Voici donc la conséquence logique d’une telle décision : pour échapper au harcèlement juridique (une des spécialités de l’extrême-droite et des ligues traditionalistes), nous ne devrons conserver aucune archive sur l’internet. Les grands journaux français devront fermer leurs archives en ligne (ce qui est, pourtant, l’une des plus appréciables possibilités de leurs sites), le Réseau Voltaire retournera à sa relative confidentialité. Quant à nous, qui nous exprimons uniquement sur le réseau, nos écrits ne bénéficieront d’aucun archivage : on ne nous trouvera même pas dans les archives de la Bibliothèque nationale. Bref : l’une des plus intéressantes utilisations de l’internet (en terme de citoyenneté) va disparaître. La recherche documentaire, si vitale dans la vie du citoyen, se limitera aux seules bibliothèques, c’est-à-dire réservée à une élite disposant de temps et de compétences spécifiques.

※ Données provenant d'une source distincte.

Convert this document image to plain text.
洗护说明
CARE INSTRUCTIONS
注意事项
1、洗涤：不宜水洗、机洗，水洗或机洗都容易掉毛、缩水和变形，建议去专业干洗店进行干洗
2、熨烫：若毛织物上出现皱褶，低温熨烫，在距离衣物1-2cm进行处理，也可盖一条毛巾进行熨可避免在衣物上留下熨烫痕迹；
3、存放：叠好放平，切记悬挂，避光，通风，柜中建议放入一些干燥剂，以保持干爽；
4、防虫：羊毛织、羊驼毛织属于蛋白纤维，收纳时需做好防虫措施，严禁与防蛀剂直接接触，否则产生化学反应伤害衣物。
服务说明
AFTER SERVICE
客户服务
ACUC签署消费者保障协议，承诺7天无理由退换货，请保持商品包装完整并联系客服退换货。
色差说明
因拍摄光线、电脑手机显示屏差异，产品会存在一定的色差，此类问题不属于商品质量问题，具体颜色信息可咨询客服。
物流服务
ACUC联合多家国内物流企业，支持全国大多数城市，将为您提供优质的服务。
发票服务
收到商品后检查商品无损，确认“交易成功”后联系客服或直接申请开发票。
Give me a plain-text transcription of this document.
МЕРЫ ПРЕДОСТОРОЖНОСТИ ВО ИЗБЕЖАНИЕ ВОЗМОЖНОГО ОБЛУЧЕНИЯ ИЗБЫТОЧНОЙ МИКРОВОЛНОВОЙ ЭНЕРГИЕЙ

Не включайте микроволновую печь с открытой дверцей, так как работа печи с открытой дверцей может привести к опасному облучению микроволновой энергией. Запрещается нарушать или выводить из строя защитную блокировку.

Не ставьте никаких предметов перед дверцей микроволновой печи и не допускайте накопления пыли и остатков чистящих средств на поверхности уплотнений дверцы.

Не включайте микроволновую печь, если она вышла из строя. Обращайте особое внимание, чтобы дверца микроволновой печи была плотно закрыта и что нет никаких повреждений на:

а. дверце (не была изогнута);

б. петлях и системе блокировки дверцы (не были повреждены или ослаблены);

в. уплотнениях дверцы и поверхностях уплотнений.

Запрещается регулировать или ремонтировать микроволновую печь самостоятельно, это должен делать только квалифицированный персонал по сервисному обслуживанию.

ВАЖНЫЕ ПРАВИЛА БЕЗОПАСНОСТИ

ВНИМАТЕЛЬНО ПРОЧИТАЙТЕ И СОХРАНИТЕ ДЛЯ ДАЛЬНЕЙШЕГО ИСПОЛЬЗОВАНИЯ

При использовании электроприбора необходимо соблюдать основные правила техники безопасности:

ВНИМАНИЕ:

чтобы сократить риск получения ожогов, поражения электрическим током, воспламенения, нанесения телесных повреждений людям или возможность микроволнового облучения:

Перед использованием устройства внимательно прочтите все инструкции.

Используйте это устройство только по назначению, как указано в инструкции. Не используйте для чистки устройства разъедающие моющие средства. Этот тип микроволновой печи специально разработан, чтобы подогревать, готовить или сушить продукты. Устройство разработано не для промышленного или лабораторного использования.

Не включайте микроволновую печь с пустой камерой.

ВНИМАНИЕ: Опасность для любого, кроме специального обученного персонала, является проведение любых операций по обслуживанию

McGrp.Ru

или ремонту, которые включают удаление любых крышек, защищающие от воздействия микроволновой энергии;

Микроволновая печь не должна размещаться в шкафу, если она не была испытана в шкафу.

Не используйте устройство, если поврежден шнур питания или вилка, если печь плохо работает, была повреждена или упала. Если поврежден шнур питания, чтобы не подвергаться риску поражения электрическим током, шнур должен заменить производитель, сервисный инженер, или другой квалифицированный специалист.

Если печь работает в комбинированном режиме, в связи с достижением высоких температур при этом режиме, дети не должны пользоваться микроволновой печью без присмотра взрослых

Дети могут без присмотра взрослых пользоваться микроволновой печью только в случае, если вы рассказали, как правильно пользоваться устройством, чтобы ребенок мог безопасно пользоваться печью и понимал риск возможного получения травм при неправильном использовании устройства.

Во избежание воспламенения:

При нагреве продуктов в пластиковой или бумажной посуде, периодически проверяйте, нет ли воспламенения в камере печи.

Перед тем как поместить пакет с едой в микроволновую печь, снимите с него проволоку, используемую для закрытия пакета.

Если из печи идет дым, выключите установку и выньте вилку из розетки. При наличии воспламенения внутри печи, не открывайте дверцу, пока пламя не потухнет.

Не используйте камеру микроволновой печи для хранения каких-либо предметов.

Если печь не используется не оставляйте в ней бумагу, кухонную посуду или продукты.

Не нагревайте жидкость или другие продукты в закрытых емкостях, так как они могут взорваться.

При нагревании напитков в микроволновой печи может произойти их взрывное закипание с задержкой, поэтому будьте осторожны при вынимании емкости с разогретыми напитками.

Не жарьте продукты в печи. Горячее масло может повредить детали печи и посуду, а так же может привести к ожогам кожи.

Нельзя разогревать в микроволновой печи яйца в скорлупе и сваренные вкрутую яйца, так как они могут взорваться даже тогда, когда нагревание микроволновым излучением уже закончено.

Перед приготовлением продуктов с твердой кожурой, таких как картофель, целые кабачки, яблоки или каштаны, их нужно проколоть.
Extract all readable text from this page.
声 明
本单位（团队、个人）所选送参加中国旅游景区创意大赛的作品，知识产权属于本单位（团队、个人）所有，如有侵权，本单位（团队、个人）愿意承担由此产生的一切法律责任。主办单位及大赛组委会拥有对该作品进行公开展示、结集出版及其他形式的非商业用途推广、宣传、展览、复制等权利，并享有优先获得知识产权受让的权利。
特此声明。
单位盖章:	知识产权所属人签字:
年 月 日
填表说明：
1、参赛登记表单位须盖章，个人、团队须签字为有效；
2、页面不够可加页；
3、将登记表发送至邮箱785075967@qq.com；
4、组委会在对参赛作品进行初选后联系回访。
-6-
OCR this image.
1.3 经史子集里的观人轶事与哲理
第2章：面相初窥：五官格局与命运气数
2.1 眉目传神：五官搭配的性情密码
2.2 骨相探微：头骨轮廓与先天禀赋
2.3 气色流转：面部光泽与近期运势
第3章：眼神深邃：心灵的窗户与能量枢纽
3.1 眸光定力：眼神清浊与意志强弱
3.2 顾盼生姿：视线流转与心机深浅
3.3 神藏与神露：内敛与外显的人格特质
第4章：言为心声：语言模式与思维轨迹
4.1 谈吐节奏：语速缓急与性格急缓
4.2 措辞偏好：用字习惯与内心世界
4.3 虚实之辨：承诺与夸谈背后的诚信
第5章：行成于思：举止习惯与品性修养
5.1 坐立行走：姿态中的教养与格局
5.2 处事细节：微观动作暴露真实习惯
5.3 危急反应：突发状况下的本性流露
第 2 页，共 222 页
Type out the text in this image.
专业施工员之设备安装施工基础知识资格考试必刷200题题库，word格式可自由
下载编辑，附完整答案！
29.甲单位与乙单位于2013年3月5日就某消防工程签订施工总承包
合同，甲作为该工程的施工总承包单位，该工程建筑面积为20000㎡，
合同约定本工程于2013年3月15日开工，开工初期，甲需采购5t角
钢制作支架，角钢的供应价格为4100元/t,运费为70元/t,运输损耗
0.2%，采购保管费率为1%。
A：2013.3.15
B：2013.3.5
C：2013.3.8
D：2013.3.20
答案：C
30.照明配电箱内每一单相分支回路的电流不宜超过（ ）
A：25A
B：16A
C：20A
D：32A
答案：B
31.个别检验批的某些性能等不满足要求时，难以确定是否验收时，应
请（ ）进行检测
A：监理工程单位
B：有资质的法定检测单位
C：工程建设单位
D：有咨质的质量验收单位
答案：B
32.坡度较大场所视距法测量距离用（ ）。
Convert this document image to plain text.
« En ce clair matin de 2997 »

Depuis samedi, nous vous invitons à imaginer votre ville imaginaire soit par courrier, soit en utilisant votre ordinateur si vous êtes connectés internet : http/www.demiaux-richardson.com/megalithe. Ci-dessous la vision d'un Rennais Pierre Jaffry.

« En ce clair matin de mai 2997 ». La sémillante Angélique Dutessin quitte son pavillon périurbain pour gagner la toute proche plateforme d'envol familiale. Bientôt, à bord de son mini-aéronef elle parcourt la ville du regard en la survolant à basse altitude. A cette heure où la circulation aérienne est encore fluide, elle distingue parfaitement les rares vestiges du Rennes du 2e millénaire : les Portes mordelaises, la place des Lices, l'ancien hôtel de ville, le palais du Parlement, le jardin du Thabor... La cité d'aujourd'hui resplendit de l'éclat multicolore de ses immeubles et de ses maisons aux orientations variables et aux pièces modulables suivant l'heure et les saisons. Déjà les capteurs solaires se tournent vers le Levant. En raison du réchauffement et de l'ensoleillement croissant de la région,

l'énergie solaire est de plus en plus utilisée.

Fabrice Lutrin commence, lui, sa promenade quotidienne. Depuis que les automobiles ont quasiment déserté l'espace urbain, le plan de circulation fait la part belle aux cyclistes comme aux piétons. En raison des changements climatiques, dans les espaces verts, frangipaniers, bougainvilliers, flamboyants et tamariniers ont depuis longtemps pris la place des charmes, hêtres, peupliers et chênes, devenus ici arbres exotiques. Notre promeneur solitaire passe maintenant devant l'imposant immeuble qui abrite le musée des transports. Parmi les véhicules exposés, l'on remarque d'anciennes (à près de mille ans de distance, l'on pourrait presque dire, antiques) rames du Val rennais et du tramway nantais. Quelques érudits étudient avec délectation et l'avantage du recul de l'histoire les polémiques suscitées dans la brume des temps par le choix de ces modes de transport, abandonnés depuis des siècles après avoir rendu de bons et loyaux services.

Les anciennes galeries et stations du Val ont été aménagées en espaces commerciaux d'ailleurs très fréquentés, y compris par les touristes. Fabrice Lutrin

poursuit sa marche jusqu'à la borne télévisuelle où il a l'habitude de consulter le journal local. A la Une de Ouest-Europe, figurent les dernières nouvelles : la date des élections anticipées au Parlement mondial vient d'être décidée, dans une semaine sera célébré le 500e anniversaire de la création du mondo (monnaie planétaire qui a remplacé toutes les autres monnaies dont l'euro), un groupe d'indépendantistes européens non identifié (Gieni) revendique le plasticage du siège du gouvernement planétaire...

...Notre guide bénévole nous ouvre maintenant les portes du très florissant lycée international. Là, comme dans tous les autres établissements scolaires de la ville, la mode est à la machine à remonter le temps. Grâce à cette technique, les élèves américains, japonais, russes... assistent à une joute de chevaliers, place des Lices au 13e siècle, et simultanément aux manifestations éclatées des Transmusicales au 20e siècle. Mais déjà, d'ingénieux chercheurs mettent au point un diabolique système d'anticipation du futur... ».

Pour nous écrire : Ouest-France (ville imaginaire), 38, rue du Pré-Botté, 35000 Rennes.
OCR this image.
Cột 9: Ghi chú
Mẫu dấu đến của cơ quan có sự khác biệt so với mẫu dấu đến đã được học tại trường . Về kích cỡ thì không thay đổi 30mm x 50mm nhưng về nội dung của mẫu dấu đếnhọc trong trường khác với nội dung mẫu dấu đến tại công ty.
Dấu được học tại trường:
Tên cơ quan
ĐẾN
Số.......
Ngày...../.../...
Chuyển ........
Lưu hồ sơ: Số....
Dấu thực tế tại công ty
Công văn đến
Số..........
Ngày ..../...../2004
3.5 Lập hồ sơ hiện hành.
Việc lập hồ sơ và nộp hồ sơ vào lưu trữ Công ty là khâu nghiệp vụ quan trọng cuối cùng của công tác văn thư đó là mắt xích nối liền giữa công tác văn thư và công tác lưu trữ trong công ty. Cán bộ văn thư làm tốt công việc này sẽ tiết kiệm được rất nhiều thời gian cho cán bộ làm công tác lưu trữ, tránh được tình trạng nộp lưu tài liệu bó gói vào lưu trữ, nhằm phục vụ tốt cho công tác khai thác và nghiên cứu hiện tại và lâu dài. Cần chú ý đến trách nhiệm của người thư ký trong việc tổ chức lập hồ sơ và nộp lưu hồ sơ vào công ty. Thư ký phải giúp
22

Partant d’un cas très particulier (un artiste dont les textes au n-ième degré ont créé tellement de trouble que ses disques, puis son site Web, sont passés inaperçus pendant plus d’un an), c’est l’ensemble de la liberté d’expression sur le réseau qui recule. Nous voici livrés, nous qui utilisons, par centaines de milliers, l’internet pour nous exprimer, au harcèlement juridique contre laquelle la loi de 1881 devait justement nous protéger. Pour la LDH, pas de problème : elle continuera simplement à ne pas avoir d’archives en ligne, et se contentera de s’exprimer au travers de journaux « périssables » dont le contenu aura été préalablement censuré par ses propres avocats.
Voilà donc ce que la position de la LDH va créer : un internet sans mémoire, où l’on ne trouvera que de l’actualité immédiate et des services marchands.
Tiens, pour le coup, un réseau qui ressemblerait à une télévision américaine.